Seguono, con il 9%, gli allevamenti di suini, con l’8% quelli bufali, con l’8% quelli di polli e galline, e con il 6% di altri animali da latte e carne (come pecore e capre). Per la maggior parte, le emissioni legate agli allevamenti sono causate dalla produzione di mangimi e dalla loro digestione, per il 45 e il 39 per cento rispettivamente.

A differenza degli altri settori, però, l’allevamento produce per la maggior parte gas serra sotto forma di metano (per il 44%), seguito da ossido di di azoto e anidride carbonica, entrambi sotto il 30%.

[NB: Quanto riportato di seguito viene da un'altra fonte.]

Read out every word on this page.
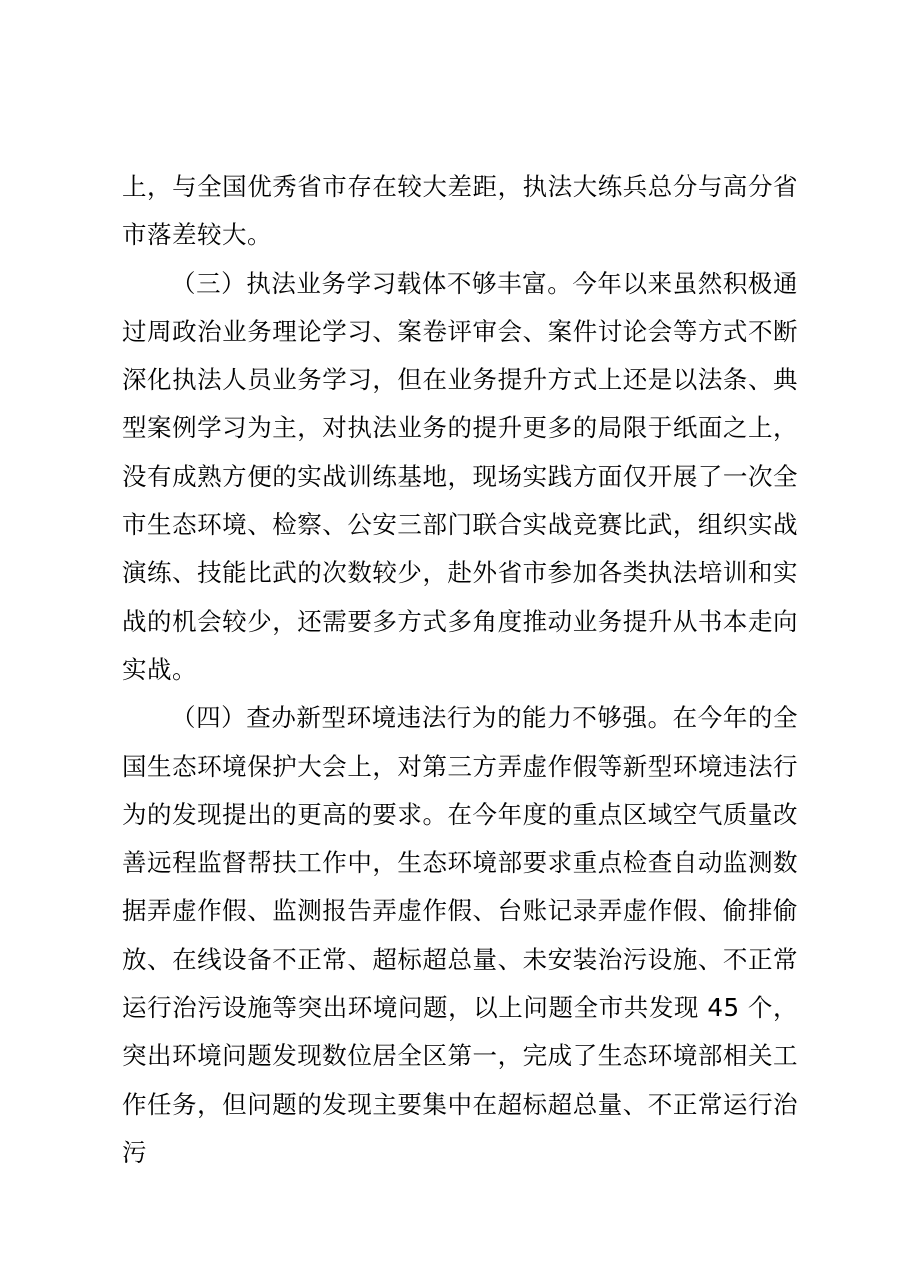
上，与全国优秀省市存在较大差距，执法大练兵总分与高分省市落差较大。

（三）执法业务学习载体不够丰富。今年以来虽然积极通过周政治业务理论学习、案卷评审会、案件讨论会等方式不断深化执法人员业务学习，但在业务提升方式上还是以法条、典型案例学习为主，对执法业务的提升更多的局限于纸面之上，没有成熟方便的实战训练基地，现场实践方面仅开展了一次全市生态环境、检察、公安三部门联合实战竞赛比武，组织实战演练、技能比武的次数较少，赴外省市参加各类执法培训和实战的机会较少，还需要多方式多角度推动业务提升从书本走向实战。

（四）查办新型环境违法行为的能力不够强。在今年的全国生态环境保护大会上，对第三方弄虚作假等新型环境违法行为的发现提出的更高的要求。在今年度的重点区域空气质量改善远程监督帮扶工作中，生态环境部要求重点检查自动监测数据弄虚作假、监测报告弄虚作假、台账记录弄虚作假、偷排偷放、在线设备不正常、超标超总量、未安装治污设施、不正常运行治污设施等突出环境问题，以上问题全市共发现 45 个，突出环境问题发现数位居全区第一，完成了生态环境部相关工作任务，但问题的发现主要集中在超标超总量、不正常运行治污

Mentre era già in corso la COP26, ovvero, la XXVI Convenzione quadro delle Nazioni Unite sui cambiamenti climatici, programmata a Glasgow dal 31 ottobre al 12 novembre 2021, sotto la presidenza del Regno Unito già, sulle principali testate, campeggiavano titoli come questo “Cop26, ultimatum sul clima: ‘Agire subito’. Ma India e Cina frenano” mentre, qui da noi, i TG mandavano in onda a ripetizione i discorsi di Boris Johnson e le dichiarazioni di Joe Biden.

E se uno non sapesse (ed i più non sanno) come stanno le cose davvero, crederebbe che siamo arrivati al punto in cui siamo arrivati per esclusiva colpa di India e Cina.

Certo, India e Cina sono due grandi paesi inquinatori, ma lo sono diventati solo negli ultimi decenni ed è inevitabile che in cambio di un rallentamento della loro corsa allo sviluppo esigano una qualche forma di compensazione.

Resta comunque il fatto che, al netto di ogni altra considerazione, un cittadino medio statunitense ha un impatto negativo ambientale 18 volte maggiore di un cittadino cinese.

Inoltre, la lobby dei petrolieri(in testa arabi e statunitensi) continua a ricevere sovvenzioni per 400 miliardi di dollari l’anno. E che vi sia stata una pressione da parte di questi enormi gruppi di interesse sugli esiti della conferenza di Glascow, lo certifica la fuga dei documenti di Cop26 avvenuta qualche tempo prima del suo inizio.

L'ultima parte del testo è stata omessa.